Though it literally translates to “heart of banana,” puso ng saging is technically the banana blossom or bud. Known as “banana bell” in Australia, and “plantain flower” in Sri Lanka, the blossom protects the sterile male flowers of the banana plant, and is found hanging at the end of the stem that holds the banana cluster. The actual heart of the banana is located at the center of the tree trunk.
HOW TO PICK The bloom is available all year round, and is normally harvested as soon as the banana fruit forms. Price points range from P12 to P20 per bud at most supermarkets. One bud usually weighs around half a kilo. To ensure freshness, pick those with a bright shade of crimson or maroon, and a faint sweet fragrance. Also, look for the banana blossoms that come from the plantain variety—these supposedly boast the best flavor and texture.

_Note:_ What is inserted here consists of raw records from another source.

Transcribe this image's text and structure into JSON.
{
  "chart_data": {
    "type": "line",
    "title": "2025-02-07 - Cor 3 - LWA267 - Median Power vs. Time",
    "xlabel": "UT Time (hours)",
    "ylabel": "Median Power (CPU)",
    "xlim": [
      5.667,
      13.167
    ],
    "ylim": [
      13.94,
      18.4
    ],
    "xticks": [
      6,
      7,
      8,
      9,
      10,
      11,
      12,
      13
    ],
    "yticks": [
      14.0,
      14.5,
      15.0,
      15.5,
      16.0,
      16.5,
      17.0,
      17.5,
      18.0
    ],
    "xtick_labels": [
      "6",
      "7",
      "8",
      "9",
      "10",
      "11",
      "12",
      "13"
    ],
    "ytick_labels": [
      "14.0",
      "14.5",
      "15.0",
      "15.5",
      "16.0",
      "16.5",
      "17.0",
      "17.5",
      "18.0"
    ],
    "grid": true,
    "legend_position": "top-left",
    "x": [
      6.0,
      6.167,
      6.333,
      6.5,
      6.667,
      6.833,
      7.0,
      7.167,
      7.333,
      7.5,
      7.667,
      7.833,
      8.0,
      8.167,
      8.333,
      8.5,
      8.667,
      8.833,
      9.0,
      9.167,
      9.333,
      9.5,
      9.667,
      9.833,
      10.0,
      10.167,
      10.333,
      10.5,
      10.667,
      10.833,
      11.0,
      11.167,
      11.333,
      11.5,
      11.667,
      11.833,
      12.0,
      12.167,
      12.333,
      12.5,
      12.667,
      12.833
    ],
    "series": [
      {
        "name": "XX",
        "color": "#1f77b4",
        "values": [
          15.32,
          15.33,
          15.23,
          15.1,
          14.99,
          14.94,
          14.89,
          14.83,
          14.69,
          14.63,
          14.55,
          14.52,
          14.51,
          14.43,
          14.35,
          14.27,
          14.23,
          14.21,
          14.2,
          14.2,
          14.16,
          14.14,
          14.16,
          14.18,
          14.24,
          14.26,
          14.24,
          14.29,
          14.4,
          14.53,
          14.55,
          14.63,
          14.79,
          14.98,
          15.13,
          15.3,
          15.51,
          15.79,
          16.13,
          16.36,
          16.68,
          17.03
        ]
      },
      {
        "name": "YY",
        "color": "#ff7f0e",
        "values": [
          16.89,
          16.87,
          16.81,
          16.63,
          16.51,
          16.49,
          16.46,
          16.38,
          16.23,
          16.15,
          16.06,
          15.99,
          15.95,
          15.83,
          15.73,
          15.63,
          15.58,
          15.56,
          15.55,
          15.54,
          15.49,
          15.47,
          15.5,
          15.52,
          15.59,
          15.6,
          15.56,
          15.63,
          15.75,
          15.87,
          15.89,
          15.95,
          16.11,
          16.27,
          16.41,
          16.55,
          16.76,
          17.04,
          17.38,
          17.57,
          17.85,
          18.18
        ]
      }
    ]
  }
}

HOW TO STORE Most buds are wrapped in plastic to keep them from drying out. If you’re not cooking the banana blossom right away, store in refrigerator’s vegetable crisper with plastic wrapping intact. This will keep it fresh for 3 to 4 days.
HOW TO PREPARE The banana blossom is a staple in kare-kare, kilawin, paksiw na baboy, and, needless to say, ginataang puso ng saging.
To prepare, unwrap the tough bract (red covering) to reveal the layers of flowers and cone-shaped yellowish bud. Wash and steam this inner portion for around 20 minutes, and let cool before slicing. You may heat flowers and bud in a microwave, too. If you’re using the flowers, don’t forget to slice off the top to remove the stamen.
A great amount of dagta or plant sap is concentrated in the heart. Before handling the blossom, it is best to wear disposable plastic gloves to keep the sap from sticking to your hands. Soaking the bud in water and squeezing out the sap can lessen—not eradicate—the stickiness. However, much of the sap will eventually seep its way out of the puso once the puso hits the cooking pan.